Tuesday, July 29, 2008

MENOPAUSE . . . WITHOUT ANESTHESIA

I lamented to a friend recently that I had been suffering from severe and unpredictable mood swings - sudden, intense bouts of irrational weepiness and irritation. I expressed my concern that perhaps these short-lived, erratic waves of moodiness were indications of the onset of menopause.

"Absolutely! Menopause can definitely cause mood swings. Have you considered hormone therapy?" Interpreting my blank look as a "No," she promised to bring me a magazine article that would shed a little light on the topic.

The article examined a variety of menopause-related symptoms, one at a time, and discussed the effectiveness of hormone therapy in treating each particular symptom. I eagerly read the first page: Is hormone therapy prescribed to alleviate mood swings? Does it provide effective relief? Does hormone therapy produce any undesirable or negative side effects which should be considered? I turned the page. What about pain and stiffness in joints? Oh!, I thought, is joint pain a byproduct of menopause too? I thought the aching in my hips and knees was just a sign of middle age! What about disruptions in sleep patterns? That's related to menopause, too? What about forgetfulness/memory loss? What about decreased energy levels and a tendency to become easily fatigued? The article went on for several pages, discussing a myriad of menopause-related symptoms that I had simply dismissed as natural consequences of growing older. Although my current financial situation eliminates the possibility of my seeking relief from any of these symptoms through prescription hormone therapy, I was encouraged by the thought that perhaps in a few years, most of my present discomforts and physical complaints might abate somewhat on their own. Post-menopause is starting to look really good! In the meantime, I'll just have to grit my teeth and face this next lovely phase of the female life cycle sans "anesthesia."

I was surprised to learn that so many of the seemingly unrelated things I am experiencing are in fact related to a common cause - the change in my body's natural hormone production. Because I'm entering menopause, my body's temperature control is completely out of whack - I go from the fiery furnace to the deep freeze in a matter of minutes, and torment my family by dominating the thermostat. Because I'm entering menopause, I fall asleep face-down at the table at one o'clock in the afternoon, but find myself wakeful and restless in the wee hours of the morning. Because I'm entering menopause, I take the front steps more slowly, unsure when that right knee will scream in protest. I fumble for words, and grow frustrated trying to recall familiar names.

But even the yucky aspects of menopause serve as a reminder of the life I'm called to as a child of God. Chemicals in my body affect my eyes, my bones, my moods, my thoughts. Likewise, the grace of God which is mine through Christ should impact my life in a thousand seemingly unrelated ways.
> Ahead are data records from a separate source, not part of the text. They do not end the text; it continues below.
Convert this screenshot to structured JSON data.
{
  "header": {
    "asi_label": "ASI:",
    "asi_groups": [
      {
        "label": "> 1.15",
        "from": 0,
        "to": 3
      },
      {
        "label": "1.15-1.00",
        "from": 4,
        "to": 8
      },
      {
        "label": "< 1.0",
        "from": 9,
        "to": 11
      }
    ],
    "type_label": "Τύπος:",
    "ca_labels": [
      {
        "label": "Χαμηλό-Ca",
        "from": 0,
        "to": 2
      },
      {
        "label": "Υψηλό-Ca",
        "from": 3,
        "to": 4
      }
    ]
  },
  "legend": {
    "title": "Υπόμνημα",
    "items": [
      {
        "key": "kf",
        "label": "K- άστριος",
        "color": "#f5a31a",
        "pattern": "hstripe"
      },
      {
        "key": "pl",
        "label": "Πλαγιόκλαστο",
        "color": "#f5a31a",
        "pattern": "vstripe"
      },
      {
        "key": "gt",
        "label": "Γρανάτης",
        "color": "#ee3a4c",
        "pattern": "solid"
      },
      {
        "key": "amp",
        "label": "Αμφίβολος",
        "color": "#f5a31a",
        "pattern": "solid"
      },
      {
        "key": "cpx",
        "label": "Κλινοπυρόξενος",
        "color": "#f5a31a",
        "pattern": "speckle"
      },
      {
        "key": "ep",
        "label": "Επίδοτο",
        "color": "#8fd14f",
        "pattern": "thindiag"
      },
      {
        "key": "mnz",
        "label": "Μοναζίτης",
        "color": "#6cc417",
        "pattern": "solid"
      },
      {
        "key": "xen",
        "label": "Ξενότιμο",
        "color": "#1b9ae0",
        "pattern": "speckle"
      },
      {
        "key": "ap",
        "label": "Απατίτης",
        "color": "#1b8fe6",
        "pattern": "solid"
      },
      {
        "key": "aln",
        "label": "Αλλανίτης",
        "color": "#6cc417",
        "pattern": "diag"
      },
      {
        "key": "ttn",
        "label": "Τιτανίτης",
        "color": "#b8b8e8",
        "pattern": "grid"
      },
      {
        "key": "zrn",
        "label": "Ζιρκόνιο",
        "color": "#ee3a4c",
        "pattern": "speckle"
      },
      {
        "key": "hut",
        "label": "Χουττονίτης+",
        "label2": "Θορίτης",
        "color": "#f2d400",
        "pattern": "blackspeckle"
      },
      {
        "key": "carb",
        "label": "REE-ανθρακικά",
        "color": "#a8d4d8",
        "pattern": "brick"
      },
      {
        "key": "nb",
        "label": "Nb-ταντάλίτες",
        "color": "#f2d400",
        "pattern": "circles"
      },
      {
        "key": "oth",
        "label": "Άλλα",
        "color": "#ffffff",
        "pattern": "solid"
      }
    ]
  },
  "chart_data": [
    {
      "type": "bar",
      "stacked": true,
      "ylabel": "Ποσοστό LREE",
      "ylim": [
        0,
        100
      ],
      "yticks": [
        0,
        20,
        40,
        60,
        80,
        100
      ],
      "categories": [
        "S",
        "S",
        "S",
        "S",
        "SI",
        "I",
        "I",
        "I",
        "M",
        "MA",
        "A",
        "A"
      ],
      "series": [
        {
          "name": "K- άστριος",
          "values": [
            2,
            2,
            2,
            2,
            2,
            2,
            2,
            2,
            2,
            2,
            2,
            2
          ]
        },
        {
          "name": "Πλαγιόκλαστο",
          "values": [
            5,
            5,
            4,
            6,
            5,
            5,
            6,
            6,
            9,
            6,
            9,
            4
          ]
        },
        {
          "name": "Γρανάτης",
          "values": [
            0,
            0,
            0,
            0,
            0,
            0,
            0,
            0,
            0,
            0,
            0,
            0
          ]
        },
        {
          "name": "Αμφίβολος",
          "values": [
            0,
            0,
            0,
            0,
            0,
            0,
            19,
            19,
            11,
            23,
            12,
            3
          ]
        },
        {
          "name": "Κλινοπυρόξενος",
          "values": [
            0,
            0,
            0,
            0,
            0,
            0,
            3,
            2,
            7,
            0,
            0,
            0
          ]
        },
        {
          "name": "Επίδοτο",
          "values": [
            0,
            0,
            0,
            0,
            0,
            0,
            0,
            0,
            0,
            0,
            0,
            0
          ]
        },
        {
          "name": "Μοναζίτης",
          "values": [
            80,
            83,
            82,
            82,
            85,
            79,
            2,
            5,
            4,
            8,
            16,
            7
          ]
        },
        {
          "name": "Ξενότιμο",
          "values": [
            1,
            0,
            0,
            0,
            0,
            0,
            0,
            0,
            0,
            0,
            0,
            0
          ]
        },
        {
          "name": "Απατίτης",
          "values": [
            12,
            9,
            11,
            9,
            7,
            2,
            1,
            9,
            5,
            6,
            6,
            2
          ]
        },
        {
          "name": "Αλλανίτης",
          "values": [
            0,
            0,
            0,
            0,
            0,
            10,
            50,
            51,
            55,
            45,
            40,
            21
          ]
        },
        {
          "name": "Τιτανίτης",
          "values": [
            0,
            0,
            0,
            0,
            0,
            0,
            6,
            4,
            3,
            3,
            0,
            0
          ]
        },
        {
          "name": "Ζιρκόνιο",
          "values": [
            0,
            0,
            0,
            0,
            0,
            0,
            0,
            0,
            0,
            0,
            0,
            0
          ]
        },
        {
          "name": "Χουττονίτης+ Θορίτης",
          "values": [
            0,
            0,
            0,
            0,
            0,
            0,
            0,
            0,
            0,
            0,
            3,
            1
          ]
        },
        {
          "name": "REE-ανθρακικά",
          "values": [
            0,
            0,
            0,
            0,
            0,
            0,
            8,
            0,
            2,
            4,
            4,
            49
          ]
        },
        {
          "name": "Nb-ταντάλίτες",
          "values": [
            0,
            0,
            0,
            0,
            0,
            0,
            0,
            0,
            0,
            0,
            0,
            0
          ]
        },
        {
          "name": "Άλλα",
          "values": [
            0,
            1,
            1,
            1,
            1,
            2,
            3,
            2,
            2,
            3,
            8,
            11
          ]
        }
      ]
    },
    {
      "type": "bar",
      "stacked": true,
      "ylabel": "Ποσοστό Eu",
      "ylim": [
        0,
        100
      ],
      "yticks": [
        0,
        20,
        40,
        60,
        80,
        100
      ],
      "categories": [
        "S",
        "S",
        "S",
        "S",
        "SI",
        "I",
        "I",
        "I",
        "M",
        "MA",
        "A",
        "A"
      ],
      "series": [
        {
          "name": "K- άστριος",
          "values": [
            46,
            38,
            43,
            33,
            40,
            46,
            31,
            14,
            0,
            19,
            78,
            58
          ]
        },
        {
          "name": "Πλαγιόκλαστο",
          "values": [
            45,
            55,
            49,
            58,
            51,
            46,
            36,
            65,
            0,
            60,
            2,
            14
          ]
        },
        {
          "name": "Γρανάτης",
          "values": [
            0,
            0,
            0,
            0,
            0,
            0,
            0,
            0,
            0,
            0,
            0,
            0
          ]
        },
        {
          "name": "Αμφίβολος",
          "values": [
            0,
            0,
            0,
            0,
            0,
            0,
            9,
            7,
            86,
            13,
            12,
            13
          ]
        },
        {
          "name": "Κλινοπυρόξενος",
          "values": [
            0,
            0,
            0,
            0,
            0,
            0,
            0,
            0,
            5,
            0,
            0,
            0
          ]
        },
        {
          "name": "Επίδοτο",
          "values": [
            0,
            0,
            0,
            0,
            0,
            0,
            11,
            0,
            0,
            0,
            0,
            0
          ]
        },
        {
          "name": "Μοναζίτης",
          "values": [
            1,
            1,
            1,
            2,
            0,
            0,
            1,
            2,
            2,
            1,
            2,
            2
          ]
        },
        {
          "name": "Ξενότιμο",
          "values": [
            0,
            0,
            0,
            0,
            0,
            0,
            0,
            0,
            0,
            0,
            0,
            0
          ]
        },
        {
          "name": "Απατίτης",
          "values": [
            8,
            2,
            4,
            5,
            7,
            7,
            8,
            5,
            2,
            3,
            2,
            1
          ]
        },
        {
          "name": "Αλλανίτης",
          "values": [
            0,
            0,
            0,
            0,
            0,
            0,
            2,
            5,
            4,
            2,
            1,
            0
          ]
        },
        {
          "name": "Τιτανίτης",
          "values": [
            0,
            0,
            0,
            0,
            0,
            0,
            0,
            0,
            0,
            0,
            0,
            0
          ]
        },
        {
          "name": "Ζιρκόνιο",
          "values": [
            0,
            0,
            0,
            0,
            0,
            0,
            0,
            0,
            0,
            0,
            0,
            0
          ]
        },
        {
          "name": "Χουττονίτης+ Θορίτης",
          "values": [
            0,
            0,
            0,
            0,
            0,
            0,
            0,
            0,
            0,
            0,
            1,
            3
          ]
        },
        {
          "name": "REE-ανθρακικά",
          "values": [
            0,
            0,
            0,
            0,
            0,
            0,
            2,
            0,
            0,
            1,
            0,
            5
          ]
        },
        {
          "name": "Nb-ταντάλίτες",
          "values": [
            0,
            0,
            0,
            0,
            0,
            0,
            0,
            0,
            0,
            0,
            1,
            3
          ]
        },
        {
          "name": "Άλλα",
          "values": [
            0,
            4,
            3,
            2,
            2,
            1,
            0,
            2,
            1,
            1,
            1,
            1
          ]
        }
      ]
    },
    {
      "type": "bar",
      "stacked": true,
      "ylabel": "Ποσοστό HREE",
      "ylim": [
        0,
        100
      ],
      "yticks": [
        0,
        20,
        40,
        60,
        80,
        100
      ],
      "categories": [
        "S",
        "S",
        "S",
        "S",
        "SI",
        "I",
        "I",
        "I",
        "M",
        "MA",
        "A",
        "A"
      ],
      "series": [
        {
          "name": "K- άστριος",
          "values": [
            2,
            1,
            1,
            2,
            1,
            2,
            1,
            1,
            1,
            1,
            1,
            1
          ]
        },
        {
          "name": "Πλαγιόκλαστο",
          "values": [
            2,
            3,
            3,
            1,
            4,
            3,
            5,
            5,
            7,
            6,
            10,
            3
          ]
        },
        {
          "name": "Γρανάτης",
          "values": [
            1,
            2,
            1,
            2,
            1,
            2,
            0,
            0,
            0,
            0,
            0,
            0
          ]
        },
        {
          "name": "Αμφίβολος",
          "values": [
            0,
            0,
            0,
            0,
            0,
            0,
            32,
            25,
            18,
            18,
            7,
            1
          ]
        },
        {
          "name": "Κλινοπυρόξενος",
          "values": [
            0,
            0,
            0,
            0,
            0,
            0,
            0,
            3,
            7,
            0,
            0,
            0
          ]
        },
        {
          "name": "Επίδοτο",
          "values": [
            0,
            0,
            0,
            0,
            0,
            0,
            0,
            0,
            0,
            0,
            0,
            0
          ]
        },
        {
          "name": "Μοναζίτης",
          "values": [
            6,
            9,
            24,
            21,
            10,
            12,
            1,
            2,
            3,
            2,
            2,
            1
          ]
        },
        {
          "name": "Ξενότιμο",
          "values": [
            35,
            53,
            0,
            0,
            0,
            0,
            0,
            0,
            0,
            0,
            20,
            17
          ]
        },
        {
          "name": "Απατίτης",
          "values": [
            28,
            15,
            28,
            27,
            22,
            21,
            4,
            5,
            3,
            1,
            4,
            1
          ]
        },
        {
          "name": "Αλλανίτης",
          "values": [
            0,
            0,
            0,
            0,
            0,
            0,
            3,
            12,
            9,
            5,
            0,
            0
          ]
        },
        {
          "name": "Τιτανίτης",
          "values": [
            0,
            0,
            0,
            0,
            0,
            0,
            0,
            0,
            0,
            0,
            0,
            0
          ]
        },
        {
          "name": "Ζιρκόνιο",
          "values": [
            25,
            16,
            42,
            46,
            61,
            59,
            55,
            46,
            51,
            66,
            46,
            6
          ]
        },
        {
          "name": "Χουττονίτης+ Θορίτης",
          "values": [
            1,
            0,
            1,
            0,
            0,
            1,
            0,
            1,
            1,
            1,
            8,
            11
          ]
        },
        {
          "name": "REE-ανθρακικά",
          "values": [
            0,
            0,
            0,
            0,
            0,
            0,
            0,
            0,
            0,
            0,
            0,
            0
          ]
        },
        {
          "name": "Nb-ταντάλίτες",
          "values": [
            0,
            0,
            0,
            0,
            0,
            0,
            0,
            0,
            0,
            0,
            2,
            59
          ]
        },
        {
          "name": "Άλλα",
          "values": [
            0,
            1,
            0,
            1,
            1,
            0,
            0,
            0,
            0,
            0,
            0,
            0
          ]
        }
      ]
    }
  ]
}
Because God has been merciful to me, I can back off in traffic and not be offended by a rude or aggressive driver. Because I am His, I can delight in the beauty of a hawk keening and wheeling in the thermal drafts high overhead. Because I am His, I don't have to defend myself when confronted by a loving friend about sin in my life (thank you, Shannon!). Because I am His, I am free to laugh out loud at the exploits of Winnie-the-Pooh, or to weep when Peter and Susan say good-bye to Narnia for the last time. Because I am His, I don't need to fear for the future, or live with crippling regret about the past. Because I am His, I can make the journey through menopause, considering it an adventure filled with opportunities to see more of my need for Christ, more of His sufficiency to meet all my needs.

This is a glorious life, orchestrated by an awesome and magnificent God. I pray that each day, each trial and each joy, will bring with it a fresh revelation of His grace . . . even through menopause, without anesthesia.